To compromise a user’s device, a cybercriminal must first compromise the user by exploiting human nature. This is the driving principle behind the social engineering schemes that facilitate many of today’s most pervasive attacks.

The Weakest Link in the Cybersecurity Chain

Humans are considered the weakest link in the cybersecurity chain because their nature often leads them to exhibit noncompliant behavior. According to Verizon’s “2016 Data Breach Investigations Report,” cybercriminals continue to exploit human nature with sneaky tactics such as ransomware and phishing. The report noted that in 63 percent of intrusions, attackers leveraged weak, default or simple passwords to gain access to data.

Cybercriminals commonly deliver malware through fraudulent, misleading emails purporting to contain family photos, important documents or retail offers that are too good to be true. Many organizations deploy phishing filters, advanced firewalls, network access controls and endpoint scanning tools to mitigate this threat, but no technology can account for human error entirely. These solutions can protect against only known malware designs, which is why fraudsters continue to tweak malware code to bypass the most advanced security tools.

A company that includes 1,000 employees with poor online hygiene has 1,000 insecure endpoints. A threat actor could easily design a malicious email campaign to deliver malware through one of those human endpoints. IT teams must secure each individual endpoint, human or otherwise, while cybercriminals only need to crack one to infect the entire system. If humans are the primary targets of cybercriminals, they ought to be prepared, informed and weaponized as the first line of defense.

Human Endpoints: The First Line of Defense

Securing human endpoints requires a comprehensive strategy that focuses on cyber situational awareness, suspicious incident reporting, risk monitoring and risk appraisal.

Cyber Situational Awareness

Cyber situational awareness is the ability to identify, process, and comprehend information in real time. Awareness is different from training in that it is continuous and integral to daily learnings.

The first step in building an effective defense strategy is to gather as much knowledge about the threat as possible. This enables the security team to prepare for attacks and makes it more difficult for fraudsters to gain access to the network. It also empowers human endpoints to exhibit caution before opening email attachments from unknown senders, sharing passwords with actors impersonating system administrators or inserting unknown USB drives into network devices.

Over time, users learn to differentiate between genuine and malicious emails and activities. Since threats are not constant, organizations should provide employees with daily cyber situational awareness education covering the latest developments in malware, vulnerabilities, threat intelligence, security alerts and best practices. This awareness goes a long way toward establishing a security foundation strong enough to withstand even the most deceptive threats.
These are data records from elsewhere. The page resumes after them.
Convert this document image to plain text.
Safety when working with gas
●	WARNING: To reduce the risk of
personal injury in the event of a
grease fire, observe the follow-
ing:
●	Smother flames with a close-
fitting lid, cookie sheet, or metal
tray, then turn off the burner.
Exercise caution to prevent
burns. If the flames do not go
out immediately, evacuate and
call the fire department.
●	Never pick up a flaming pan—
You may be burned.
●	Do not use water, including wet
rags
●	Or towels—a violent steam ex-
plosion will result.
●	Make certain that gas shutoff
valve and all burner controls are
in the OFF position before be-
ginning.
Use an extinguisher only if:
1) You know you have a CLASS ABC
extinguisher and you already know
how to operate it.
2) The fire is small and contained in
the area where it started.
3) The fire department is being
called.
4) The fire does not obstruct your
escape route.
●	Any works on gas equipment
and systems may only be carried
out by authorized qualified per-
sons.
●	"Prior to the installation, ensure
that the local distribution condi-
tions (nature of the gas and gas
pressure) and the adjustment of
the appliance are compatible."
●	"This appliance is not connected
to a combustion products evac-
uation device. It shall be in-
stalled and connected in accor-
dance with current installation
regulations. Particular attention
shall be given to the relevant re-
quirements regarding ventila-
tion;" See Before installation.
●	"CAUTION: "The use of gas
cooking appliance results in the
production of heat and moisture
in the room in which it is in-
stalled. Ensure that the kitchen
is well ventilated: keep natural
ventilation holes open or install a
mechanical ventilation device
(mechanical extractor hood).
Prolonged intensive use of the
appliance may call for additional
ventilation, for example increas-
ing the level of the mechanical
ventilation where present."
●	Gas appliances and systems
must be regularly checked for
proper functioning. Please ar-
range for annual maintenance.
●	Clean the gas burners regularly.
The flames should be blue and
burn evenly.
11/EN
Incident Reporting Platform

Once a culture of security awareness is firmly in place, the next step is to establish an actionable platform for reporting suspicious activity in real time. Such a process would hold employees responsible for identifying malicious activities and incentivize them to detect and report incidents. Moreover, it increases the eyes and ears of the organization and bolsters collective human intelligence. Artificial intelligence might be the next big thing in cybersecurity, but human intelligence is irreplaceable.

Cyber Risk Monitoring

Each human endpoint represents a cyber risk proportional to his or her online hygiene and behavior. Traditionally, organizations have not gauged cyber risk related to employee actions. Given the increase in the frequency, lethality, potency and intensity of these cyberattacks, however, IT teams should monitor every individual user profile and compile information into a cyber risk index. This index can calculate a score based on each user’s role, location, system entitlements, understanding of security practices, situational knowledge and red team performance. An employee’s system access levels should correspond to this score.

Performance-Based Appraisal System

IT teams should adopt both persuasive and coercive measures to reduce the cyber risk associated with an individual user. Organizations must endeavor to link appraisal with cyber hygiene. It is imperative to motivate employees to align with the organization’s cybersecurity culture.

Strengthening Human Endpoints

Cyberattacks will continue to target human endpoints as long as these employees remain the weakest link in the cybersecurity chain. The success or failure of the attacks depend on user awareness. Human endpoints must be every bit as ingenious and sophisticated as the cybercriminals targeting them. A security culture driven by cyber situational awareness is the best line of defense against these malicious actors.